Advocates give out drugs, push for better safe supply after B.C. breaks overdose record
In a moment of silence and remembrance, a few dozen people shouted out the names of friends and loved ones who died last year due to a drug overdose.
As they honoured those they have lost, drug user advocates also took the opportunity to hand out 0.1-gram doses of cocaine, heroin or methamphetamine, providing a glimpse of what a so-called compassion club would look like.
"We know that the problem is not substance use itself or addiction. The problem is that we have a poisoned drug supply where people don't know what they're using," said Jeremy Kalicum with Drug User Liberation Front.
DULF, along with the BC Association of People on Opiate Maintenance, used donations to purchase roughly $1,000 worth of drugs over the dark web, then tested them and handed them out at the Vancouver Area Network of Drug Users in the Downtown Eastside.
"The numbers tell a real story that people aren't accessing the safe supply, and the coroner is also seeing … that people who are accessing it are dying," Kalicum said.
On Wednesday, the BC Coroners Service released a new report revealing 2,224 people died of overdoses across the province in 2021, setting a grim new record. The death toll also represents a staggering 26 per cent increase from the year before. (hyperlink)

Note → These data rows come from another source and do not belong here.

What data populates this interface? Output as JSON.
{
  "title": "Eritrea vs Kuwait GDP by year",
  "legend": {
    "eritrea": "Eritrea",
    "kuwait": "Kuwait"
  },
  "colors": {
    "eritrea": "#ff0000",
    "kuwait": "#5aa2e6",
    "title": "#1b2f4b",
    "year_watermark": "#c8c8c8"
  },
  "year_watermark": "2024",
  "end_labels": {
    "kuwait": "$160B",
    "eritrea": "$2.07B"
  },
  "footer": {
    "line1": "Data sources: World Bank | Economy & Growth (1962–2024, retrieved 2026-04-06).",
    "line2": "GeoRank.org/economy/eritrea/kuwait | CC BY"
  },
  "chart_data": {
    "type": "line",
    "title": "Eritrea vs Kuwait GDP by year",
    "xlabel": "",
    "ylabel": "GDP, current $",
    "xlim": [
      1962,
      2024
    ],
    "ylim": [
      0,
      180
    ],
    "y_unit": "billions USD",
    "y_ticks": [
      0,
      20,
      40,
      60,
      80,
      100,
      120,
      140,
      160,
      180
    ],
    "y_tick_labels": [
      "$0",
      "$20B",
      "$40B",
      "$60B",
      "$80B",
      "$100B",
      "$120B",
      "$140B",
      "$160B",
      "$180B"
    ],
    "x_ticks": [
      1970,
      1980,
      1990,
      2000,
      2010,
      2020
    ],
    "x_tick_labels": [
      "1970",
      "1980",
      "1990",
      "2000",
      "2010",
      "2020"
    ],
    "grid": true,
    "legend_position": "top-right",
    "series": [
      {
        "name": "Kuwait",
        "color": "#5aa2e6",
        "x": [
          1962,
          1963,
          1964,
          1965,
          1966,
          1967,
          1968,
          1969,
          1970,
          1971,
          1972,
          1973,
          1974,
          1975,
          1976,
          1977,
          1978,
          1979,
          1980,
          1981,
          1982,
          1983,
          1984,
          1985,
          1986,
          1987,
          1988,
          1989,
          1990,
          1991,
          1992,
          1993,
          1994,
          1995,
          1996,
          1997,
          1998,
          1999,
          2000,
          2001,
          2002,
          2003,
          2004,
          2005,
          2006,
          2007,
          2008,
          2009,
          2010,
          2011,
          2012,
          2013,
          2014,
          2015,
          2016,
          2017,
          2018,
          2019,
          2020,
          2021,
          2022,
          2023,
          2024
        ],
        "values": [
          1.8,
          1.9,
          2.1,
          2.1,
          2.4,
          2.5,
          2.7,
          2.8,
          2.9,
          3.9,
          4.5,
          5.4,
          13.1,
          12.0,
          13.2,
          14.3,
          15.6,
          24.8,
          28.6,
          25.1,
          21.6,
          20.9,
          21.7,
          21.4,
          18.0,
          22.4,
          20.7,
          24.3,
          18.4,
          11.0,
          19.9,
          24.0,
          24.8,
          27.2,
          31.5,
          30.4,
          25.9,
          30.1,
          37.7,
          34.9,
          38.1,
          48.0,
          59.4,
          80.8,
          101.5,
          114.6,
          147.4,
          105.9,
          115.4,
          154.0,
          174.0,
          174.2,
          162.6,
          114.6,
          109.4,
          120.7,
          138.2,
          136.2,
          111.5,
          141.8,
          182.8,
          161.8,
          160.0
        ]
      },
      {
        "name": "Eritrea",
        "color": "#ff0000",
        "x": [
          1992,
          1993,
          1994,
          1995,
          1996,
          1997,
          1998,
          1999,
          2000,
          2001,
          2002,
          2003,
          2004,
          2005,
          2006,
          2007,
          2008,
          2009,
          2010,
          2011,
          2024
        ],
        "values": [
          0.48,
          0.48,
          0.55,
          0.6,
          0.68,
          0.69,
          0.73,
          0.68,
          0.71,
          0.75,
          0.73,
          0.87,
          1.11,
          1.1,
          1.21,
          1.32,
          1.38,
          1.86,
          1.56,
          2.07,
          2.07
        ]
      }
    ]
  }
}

"I'm shocked, enraged and I'm grieving about this," said Leslie McBain, co-founder of Moms Stop the Harm. "I ask the question to myself, 'Why would it be any better?' Because nothing has changed except for the worse."

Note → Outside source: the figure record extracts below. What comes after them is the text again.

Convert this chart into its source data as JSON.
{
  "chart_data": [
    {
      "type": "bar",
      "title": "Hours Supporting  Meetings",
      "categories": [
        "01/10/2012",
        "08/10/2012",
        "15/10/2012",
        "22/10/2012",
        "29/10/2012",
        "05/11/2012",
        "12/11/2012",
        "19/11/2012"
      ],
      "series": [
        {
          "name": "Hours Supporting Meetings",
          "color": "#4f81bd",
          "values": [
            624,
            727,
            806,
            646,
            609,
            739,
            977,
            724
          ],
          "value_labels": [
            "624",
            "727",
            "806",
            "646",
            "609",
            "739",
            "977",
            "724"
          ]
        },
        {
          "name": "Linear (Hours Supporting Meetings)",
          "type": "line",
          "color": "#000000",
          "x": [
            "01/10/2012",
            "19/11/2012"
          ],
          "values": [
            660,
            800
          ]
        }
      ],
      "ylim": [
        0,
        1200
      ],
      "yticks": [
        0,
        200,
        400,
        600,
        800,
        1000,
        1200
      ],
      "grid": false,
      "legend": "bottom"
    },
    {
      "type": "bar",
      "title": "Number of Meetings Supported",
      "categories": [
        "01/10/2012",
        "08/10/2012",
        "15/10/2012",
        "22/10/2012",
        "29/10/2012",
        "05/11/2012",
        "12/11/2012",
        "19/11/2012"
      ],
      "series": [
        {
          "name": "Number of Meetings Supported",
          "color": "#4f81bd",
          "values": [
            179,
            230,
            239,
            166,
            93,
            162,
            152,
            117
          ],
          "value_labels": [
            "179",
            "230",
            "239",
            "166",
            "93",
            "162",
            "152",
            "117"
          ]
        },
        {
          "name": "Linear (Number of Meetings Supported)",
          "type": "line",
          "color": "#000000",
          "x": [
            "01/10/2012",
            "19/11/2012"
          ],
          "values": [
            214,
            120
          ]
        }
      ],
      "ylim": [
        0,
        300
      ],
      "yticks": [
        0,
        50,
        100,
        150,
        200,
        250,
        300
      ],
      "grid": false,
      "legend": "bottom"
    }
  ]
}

McBain and her organization are also calling for better access to a safe drug supply that has no barriers and no stigma.
"The thing is, if people are dead, they are not going to recovery beds; they're not going to access the services the government is going to provide," she said.
Kalicum said the province needs to improve the current prescriber model, in which a doctor or nurse gives a prescription to a user.

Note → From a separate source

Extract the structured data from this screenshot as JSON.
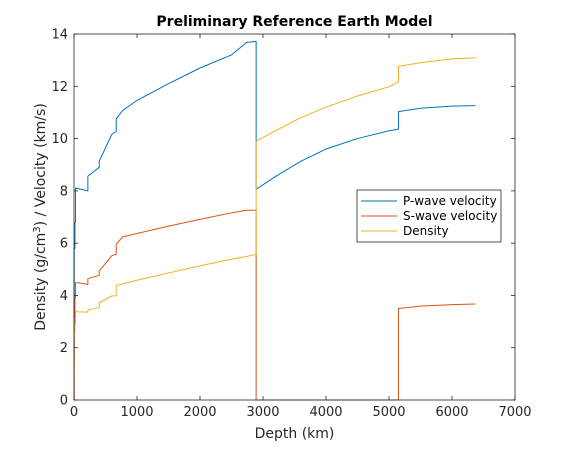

"The medical system isn't an appropriate place for safe supply, because you'll see supply shouldn't be medicalized. It's like medicalizing alcohol use; going to your doctor and asking for a six pack of beer," he said.
Dr. Ramneek Dosanjh, president of Doctors of B.C., agreed that it is a challenge
"As a doctor, it isn't an easy decision to prescribe a narcotic. There are ramifications for the patient and the prescriber," she said.
Dosanjh admits more needs to be done but said it will require changes from everyone.
"We change our attitudes as a public and bring this into awareness, people are in pain and addiction is pain and we need to address this in a multi-faceted pronged approach," she said.
Moms Stop the Harm will be holding rallies in Vancouver and Victoria to amplify their cause.